Winning hearts and minds one contracts person at a time is a noble undertaking, but things certainly would go faster if I could convert entire organizations.
For any organization looking to put its contract process on a more efficient footing, the first step would be to adopt a rigorous house style. Compiling a dozen pages or so of guidance of your own would represent progress, but perhaps of a limited sort—there’s a reason MSCD is 450 pages long.
If you want a comprehensive house style, the only plausible course would be to base it on MSCD. In this July 2009 blog post, I offered a model “statement of style” that would allow an organization to say, in a few pages, that it’s adopting a house style based on MSCD.
Has any organization taken me up on my offer? Not that I know of. So I figured it was time to sweeten the pot: If you’re a Fortune 500 company or a law firm in the AmLaw 100 (or a comparable company or law firm in another jurisdiction) and you adopt throughout your organization (or a large part of it) a contract-drafting house style based on MSCD, and if you’re the first to contact me, I’d be happy to provide you with two days of on-site training without charge (you’d cover my expenses), plus 20 hours of free online and telephone consultation on drafting issues. I’d also ask the ABA to make copies of MSCD available to you at the special rate I offer my customers. What I’d ask in return is that you join me in publicizing this initiative.

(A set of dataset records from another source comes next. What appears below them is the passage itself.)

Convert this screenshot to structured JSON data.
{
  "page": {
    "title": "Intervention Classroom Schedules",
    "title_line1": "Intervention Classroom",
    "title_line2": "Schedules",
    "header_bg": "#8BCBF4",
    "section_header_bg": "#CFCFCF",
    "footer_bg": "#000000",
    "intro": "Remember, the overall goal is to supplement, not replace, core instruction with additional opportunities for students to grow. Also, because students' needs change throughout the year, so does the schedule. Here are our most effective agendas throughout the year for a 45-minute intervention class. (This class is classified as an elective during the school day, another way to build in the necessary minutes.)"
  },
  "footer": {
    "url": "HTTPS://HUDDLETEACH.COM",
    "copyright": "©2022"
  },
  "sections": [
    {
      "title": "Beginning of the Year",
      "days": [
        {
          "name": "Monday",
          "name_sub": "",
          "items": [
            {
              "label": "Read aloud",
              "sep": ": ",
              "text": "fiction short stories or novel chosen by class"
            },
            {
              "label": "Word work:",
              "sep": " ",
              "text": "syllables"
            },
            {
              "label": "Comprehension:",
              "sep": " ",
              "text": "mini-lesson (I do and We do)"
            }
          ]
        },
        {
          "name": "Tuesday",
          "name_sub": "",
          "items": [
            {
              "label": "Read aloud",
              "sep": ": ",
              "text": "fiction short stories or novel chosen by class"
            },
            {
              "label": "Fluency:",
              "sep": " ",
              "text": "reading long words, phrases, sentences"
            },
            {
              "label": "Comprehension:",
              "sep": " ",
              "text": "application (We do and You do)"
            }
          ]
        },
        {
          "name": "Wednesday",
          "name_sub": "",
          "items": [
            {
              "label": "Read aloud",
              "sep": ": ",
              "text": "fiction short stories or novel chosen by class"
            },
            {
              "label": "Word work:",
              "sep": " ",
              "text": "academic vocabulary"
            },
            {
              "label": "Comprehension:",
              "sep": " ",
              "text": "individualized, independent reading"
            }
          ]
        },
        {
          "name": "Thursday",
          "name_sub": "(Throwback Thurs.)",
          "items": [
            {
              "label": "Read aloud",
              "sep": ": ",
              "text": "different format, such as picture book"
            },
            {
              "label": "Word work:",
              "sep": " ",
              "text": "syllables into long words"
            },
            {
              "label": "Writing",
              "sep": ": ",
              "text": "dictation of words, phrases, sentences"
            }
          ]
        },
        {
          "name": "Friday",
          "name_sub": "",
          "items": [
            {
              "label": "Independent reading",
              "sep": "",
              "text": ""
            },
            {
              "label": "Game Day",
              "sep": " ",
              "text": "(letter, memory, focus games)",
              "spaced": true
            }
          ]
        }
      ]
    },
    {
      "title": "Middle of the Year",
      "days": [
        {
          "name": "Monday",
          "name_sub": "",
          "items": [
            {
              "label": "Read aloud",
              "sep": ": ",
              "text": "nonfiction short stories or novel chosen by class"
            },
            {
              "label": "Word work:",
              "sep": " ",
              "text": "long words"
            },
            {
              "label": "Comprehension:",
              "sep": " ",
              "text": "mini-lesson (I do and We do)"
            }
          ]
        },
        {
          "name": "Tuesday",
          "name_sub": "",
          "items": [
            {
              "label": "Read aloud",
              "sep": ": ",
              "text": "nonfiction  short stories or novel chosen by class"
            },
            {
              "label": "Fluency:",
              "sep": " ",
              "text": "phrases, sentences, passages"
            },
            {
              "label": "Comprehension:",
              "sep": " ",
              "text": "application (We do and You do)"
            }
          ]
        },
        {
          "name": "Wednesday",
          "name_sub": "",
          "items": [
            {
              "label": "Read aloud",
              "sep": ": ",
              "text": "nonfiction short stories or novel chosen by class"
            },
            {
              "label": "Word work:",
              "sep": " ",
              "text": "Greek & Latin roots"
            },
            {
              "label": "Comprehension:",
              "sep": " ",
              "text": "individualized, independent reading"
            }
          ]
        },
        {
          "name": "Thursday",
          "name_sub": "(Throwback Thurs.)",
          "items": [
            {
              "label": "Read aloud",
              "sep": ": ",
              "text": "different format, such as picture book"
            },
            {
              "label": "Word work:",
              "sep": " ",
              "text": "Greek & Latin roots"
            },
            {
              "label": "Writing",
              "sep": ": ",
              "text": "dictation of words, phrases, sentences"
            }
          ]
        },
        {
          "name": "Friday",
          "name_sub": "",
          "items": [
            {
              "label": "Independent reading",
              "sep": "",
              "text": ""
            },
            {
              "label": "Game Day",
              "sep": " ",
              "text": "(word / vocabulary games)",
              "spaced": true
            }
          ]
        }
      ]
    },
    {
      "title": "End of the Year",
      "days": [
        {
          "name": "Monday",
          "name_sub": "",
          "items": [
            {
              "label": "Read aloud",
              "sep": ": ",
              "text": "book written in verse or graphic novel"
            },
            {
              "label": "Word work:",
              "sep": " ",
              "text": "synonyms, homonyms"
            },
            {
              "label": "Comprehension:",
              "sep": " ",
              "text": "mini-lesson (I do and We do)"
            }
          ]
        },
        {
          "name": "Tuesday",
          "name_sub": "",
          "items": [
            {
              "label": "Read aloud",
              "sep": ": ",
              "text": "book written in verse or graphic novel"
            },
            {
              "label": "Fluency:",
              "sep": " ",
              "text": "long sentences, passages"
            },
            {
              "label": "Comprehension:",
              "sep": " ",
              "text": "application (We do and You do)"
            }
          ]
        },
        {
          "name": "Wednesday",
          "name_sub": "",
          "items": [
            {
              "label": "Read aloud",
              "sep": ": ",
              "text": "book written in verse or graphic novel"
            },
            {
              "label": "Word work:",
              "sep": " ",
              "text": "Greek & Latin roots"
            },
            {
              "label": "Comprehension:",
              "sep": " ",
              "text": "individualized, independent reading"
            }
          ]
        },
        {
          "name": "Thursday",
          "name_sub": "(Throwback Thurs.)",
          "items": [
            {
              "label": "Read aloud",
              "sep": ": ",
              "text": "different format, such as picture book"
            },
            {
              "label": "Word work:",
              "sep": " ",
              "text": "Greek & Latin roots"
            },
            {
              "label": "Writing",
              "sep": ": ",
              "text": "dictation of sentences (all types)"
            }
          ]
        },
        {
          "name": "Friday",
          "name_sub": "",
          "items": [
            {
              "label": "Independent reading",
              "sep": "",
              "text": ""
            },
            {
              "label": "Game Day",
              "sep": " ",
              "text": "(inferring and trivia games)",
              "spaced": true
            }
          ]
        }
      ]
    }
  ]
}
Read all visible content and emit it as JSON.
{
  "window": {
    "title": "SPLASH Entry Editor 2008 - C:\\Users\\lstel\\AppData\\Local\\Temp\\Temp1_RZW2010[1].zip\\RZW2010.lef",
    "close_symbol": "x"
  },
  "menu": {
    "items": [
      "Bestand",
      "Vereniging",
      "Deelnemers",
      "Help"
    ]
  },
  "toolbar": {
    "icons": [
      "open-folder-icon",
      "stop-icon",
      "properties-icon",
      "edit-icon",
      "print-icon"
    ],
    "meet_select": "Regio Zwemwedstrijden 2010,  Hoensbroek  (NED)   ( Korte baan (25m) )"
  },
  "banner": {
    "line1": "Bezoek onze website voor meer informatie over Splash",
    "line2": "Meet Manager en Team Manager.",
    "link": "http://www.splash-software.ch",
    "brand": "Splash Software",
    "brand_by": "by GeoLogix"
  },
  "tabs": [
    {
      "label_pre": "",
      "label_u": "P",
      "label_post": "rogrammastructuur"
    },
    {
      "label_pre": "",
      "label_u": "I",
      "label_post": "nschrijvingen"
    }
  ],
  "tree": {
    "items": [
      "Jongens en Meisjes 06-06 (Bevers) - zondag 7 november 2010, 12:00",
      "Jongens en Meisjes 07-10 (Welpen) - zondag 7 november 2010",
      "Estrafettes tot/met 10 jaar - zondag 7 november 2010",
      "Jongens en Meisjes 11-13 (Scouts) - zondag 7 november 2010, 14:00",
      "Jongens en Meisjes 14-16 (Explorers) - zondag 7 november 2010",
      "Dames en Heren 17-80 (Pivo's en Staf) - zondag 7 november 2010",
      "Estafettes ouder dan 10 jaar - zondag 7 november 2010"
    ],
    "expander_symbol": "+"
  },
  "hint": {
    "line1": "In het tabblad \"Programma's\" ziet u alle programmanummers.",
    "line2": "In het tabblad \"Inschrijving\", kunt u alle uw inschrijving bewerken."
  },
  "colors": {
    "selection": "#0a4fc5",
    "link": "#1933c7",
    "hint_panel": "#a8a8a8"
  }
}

If this sounds unlikely, ask yourself how it comes to be that lawyers have, lo these many years, drafted contracts without the sort of style guide that’s available for other kinds of writing. And consider what the consequences have been. Given the limited and stylized nature of contract language, and given what’s at stake, contract drafting is crying out for use of a style guide. And without one, you’re wallowing in the mire.